## CS/CG Dataset Exploration

**Ref:** https://github.com/wanyao1992/code_summarization_public

In [1]:
import os
import re
import codecs
import pprint

import pandas as pd
import matplotlib.pyplot as plt
import seaborn as sns

%matplotlib inline
%config InlineBackend.figure_format = 'retina'
sns.set()

pp = pprint.PrettyPrinter(width=120, indent=4, compact=False)

In [None]:
def sanitize(line):
    return line.replace(' DCNL DCSP ', '\n ').replace(' DCNL ', '\n').replace(' DCSP ', ' ')

def tokenize(line):
    tokens = re.split('\.|\(|\)|\:| |;|,|!|=|[|]', line)
    return [t for t in tokens if t.strip()]

In [None]:
root_dir = os.path.join(os.environ['HOME'], 'workspace/msc-research/raw-datasets/cscg')

anno_path = os.path.join(root_dir, 'data_ps.descriptions')
code_path = os.path.join(root_dir, 'data_ps.declbodies')

anno_stream = codecs.open(anno_path, 'r', 'utf-8', errors='ignore')
code_stream = codecs.open(code_path, 'r', 'utf-8', errors='ignore')

anno_data, code_data = [], []

while True:
    a = anno_stream.readline().strip()
    c = code_stream.readline().strip()
    
    if a == '' or c == '':
        break
    
    anno_data.append(a)
    code_data.append(c)
    
assert len(anno_data) == len(code_data)

df = pd.DataFrame({'anno': anno_data, 'code': code_data})
df['code_tok'] = df['code'].apply(lambda x: tokenize(sanitize(x)))
df['code_len'] = df['code_tok'].apply(len)
df['anno_tok'] = df['anno'].apply(lambda x: tokenize(sanitize(x)))
df['anno_len'] = df['anno_tok'].apply(len)

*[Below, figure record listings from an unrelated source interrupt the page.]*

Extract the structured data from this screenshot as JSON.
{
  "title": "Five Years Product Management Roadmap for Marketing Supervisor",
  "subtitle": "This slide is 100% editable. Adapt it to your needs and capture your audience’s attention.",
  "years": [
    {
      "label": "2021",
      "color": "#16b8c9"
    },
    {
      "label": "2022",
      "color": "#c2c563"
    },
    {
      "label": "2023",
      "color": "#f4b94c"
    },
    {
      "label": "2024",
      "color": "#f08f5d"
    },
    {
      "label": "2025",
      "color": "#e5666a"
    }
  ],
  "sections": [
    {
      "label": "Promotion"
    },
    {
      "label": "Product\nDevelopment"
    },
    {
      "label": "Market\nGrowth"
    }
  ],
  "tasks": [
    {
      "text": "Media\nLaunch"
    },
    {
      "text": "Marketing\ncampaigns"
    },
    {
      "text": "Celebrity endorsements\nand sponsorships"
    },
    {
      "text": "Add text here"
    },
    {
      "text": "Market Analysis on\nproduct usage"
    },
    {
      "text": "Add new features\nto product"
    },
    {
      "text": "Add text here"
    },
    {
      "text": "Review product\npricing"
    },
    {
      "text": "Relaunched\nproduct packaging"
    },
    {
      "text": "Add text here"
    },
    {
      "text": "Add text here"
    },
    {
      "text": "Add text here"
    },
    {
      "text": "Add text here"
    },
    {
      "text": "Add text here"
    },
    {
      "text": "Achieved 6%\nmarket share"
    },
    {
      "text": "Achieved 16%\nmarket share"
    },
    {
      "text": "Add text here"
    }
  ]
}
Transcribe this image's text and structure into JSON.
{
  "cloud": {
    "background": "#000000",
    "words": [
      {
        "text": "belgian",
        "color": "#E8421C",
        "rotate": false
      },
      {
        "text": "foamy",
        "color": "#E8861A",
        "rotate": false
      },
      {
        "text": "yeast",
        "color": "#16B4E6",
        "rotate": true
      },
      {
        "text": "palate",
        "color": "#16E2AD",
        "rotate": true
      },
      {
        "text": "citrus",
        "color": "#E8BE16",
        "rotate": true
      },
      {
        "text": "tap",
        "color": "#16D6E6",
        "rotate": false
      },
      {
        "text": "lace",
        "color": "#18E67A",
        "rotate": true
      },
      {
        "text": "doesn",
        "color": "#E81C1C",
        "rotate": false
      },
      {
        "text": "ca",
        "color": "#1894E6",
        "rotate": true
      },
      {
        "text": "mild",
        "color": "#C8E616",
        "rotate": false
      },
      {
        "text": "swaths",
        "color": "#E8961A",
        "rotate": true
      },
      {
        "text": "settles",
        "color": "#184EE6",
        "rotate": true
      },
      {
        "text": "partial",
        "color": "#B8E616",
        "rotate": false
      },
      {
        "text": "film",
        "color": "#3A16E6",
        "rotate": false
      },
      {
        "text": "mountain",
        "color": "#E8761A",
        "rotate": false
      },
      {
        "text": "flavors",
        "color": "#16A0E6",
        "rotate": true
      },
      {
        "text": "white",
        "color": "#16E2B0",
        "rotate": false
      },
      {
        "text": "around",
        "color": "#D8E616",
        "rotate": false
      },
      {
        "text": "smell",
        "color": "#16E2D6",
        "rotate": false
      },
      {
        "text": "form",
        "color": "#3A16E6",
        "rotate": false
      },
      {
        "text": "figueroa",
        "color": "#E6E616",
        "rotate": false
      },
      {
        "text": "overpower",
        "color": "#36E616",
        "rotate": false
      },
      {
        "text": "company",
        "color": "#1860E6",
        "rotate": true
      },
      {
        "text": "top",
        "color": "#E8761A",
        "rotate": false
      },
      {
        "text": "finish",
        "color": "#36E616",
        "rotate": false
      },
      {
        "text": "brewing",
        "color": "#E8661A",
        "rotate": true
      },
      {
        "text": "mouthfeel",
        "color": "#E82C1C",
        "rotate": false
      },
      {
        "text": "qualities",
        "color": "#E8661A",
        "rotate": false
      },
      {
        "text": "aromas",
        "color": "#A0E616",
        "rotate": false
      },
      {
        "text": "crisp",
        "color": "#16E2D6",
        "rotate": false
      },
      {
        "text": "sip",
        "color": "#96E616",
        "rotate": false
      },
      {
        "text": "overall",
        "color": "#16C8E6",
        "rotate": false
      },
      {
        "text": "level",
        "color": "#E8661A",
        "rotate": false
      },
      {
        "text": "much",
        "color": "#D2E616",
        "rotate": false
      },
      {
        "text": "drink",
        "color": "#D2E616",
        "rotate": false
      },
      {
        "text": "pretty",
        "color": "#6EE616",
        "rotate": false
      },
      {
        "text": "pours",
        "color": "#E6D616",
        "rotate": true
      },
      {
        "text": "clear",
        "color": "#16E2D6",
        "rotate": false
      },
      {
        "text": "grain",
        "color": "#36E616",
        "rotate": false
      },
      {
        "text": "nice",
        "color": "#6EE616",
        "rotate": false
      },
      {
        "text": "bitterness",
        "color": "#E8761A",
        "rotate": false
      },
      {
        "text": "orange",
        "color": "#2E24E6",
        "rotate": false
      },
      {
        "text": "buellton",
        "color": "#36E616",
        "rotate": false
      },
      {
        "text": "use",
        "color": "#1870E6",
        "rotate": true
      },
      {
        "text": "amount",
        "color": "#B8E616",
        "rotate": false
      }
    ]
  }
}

df.sort_values(by=['anno_len', 'code_len'], ascending=False, inplace=True)

print('dataset size:', df.shape)

In [None]:
def sample(n=1):
    d = df.sample(n)

    return {
        'anno': ' '.join(*d['anno_tok']),
        'code': ' '.join(*d['code_tok'])
    }

pp.pprint(sample(1))

### Length histograms

In [None]:
plt.figure(figsize=(16,8))


key = 'code_tok'
d = df[key].apply(lambda l: len(l) / 1)
print(f'{key} len: min {d.min():.3f} | max {d.max():.3f} | mean {d.mean():.3f}')
xs = d[(0 <= d) & (d <= 0.01 * len(d))].values

y, x, _ = plt.hist(xs, bins=128, label=key, fc=(0,0.5,0.5,0.3))

key = 'anno_tok'
d = df[key].apply(lambda l: len(l) / 1)
print(f'{key} len: min {d.min():.3f} | max {d.max():.3f} | mean {d.mean():.3f}')
xs = d[(0 <= d) & (d <= 0.01 * len(d))].values
y, x, _ = plt.hist(xs, bins=128, label=key, fc=(0.1,0,0.8,0.2))

plt.xticks(np.round(x[::4]))
plt.legend()

pass